Mardi 10 juillet, le Sénat a adopté lors de sa session extraordinaire la proposition de loi visant à abroger la loi du 20 mars 2012 relative à la majoration des droits à construire, déposée par Monsieur Thierry Repentin le 20 juin 2012. J'étais personnellement cosignataire d'une proposition de loi similaire de Monsieur Pierre Jarlier, sénateur centriste du Cantal.
Cette modification du code de l’urbanisme avait eu pour objet de majorer de 30 pourcent les
droits à construire résultants de l’application des règles des plans d’occupation des
sols (POS). Dédiée uniquement aux logements d’habitation, cette loi avait été annoncée par
Nicolas Sarkozy, alors encore Président de la République, lors de la campagne électorale et avait
été avancée comme une solution pour répondre à la pénurie de logements.

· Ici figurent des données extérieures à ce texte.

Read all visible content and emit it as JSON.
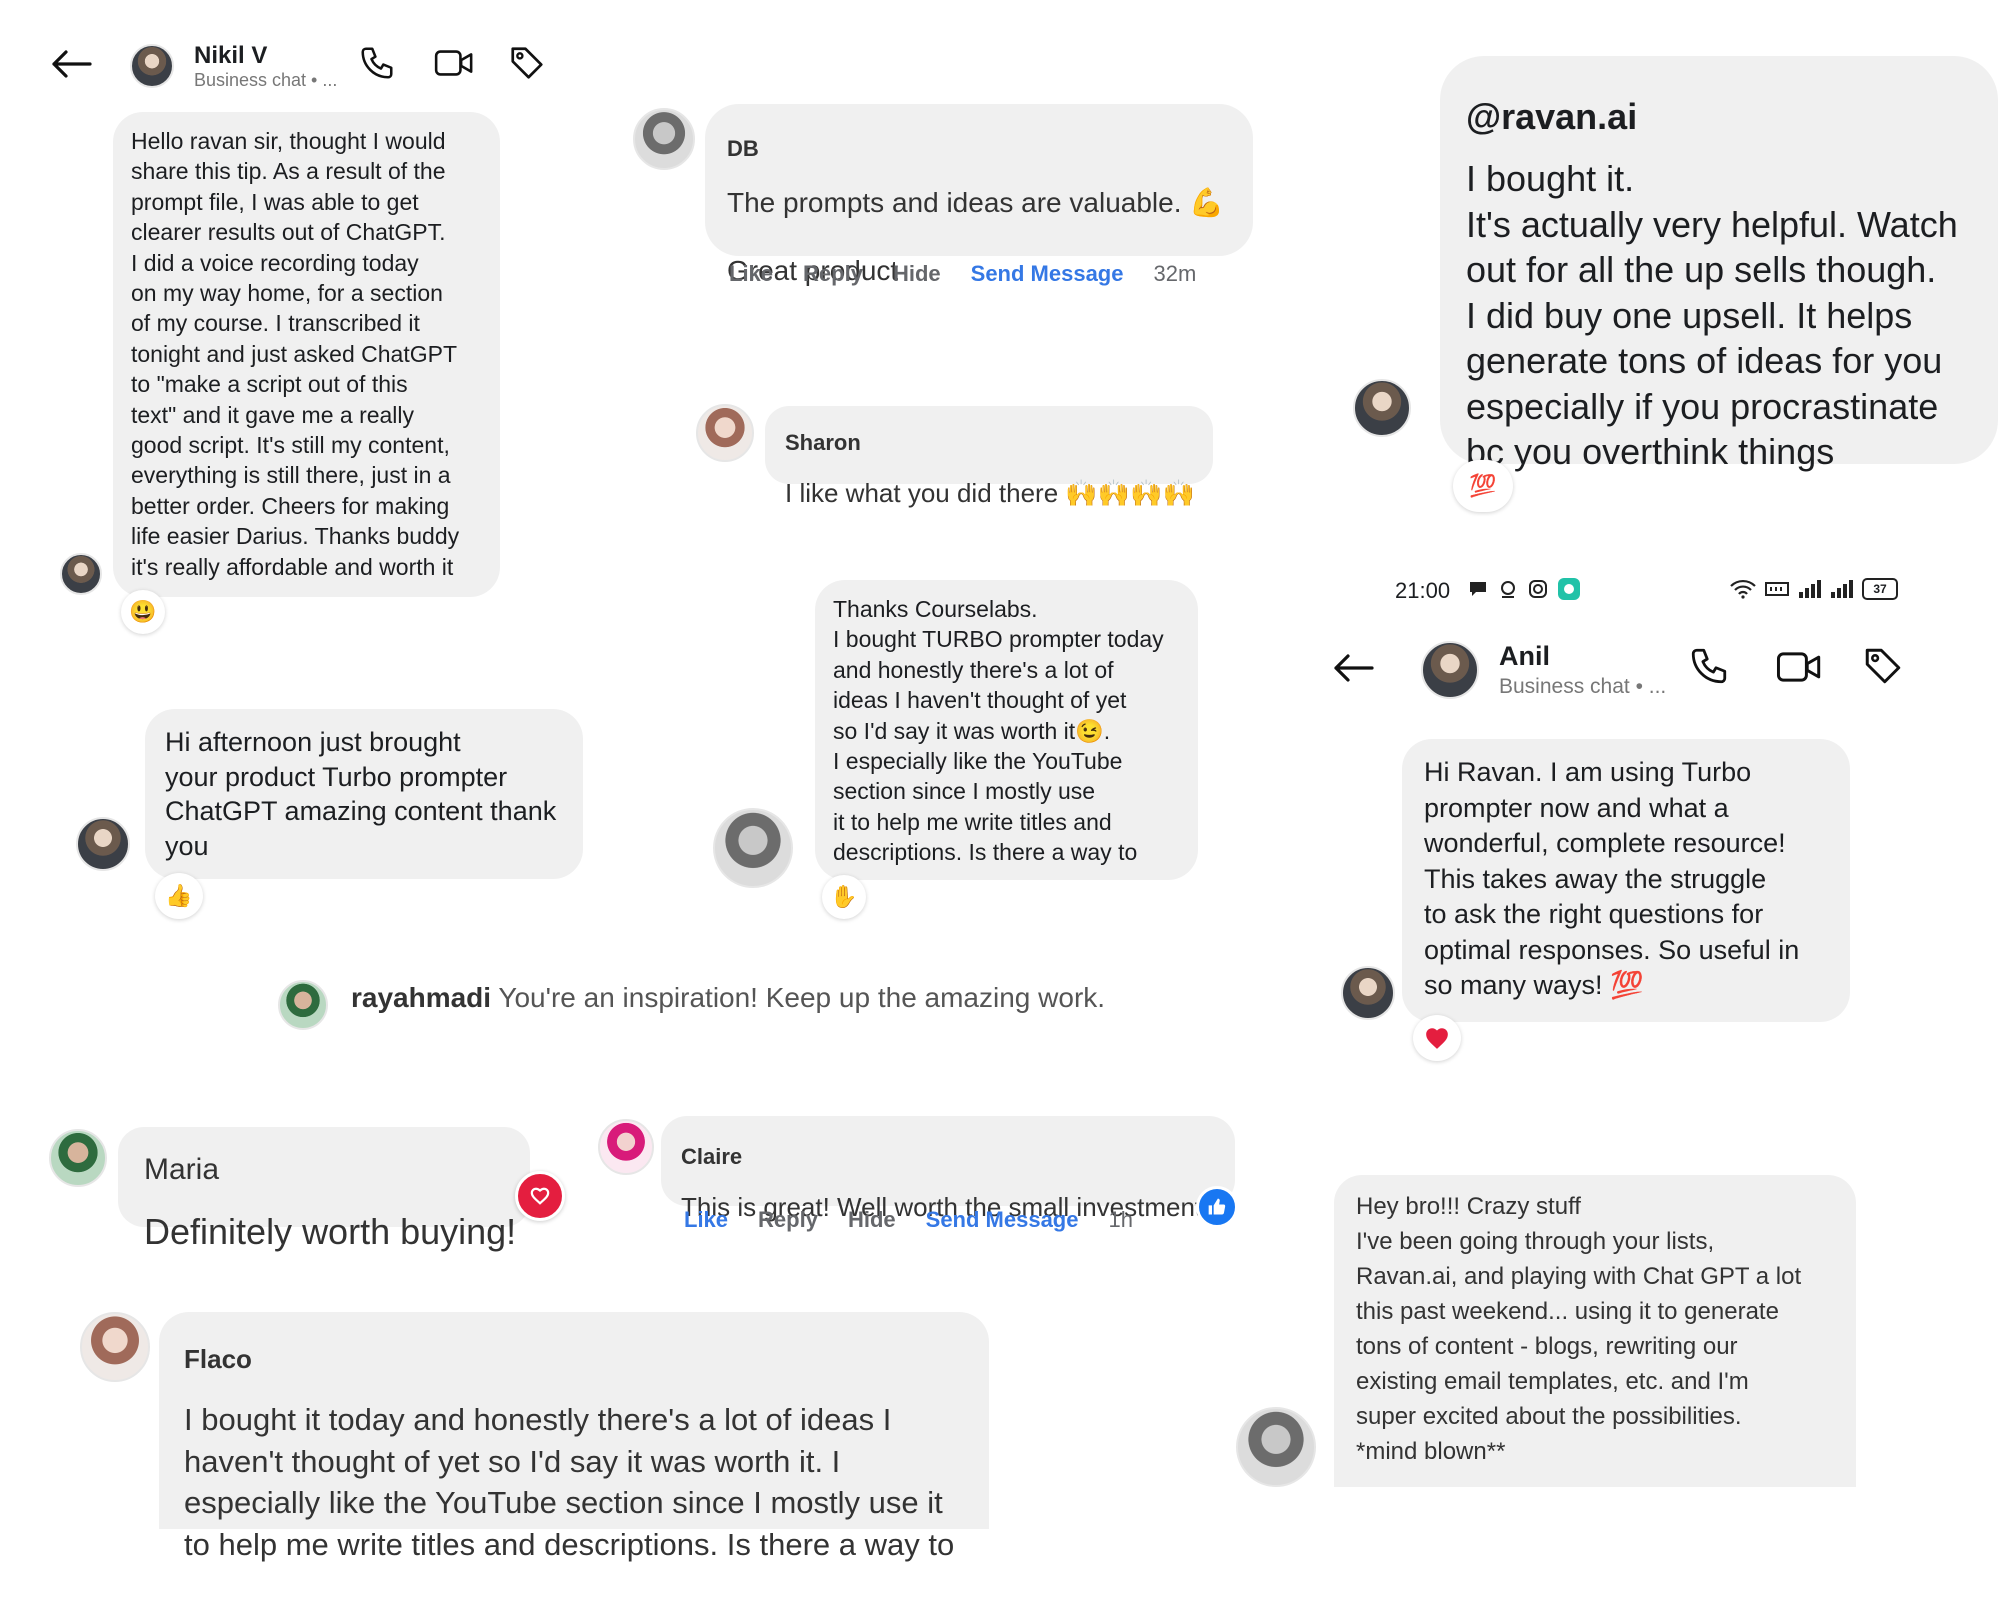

Cette loi, votée à la va-vite à la fin de la précédente législature, contenait des effets pervers comme une inflation des prix du foncier. De surcroît, la volonté d’imposer cette majoration de manière unilatérale et uniforme sur l’ensemble du territoire était nier le rôle des collectivités locales et leurs capacités à déterminer les règles d’urbanisme de leurs territoires de manière autonome.
Le Sénat, garant des collectivités locales, ne pouvait permettre à l’Etat d’imposer cette majoration alors même que les communes et les EPCI élaborent leurs SCOT et PLU. Il nous semble que les territoires sont plus à même de déterminer s’ils ont besoin ou non d’augmenter ces droits à construire, ainsi que le degré de cette majoration. Un deuxième article a été introduit en commission, mettant en place un dispositif transitoire pour la quinzaine de collectivités ayant déjà choisi d’appliquer le texte du 20 mars.
Cependant, il ne faut pas voir l’abrogation de cette loi comme une volonté de nier l’existence de problèmes dans la politique de logement. Les pistes avancées par le nouveau gouvernement socialiste, comme le blocage du prix des loyers dans certaines zones dites « tendues » ou la mise à disposition de terrains de l’Etat aux collectivités pour la construction de logements sociaux, nous semblent encore insuffisants. Les problèmes de logements se situent au-delà des « zones tendues » ou des seuls logements sociaux. Nous espérons que la nouvelle Ministre de l’Egalité des territoires et du Logement ne tardera pas à nous faire de nouvelles propositions réalistes et efficaces.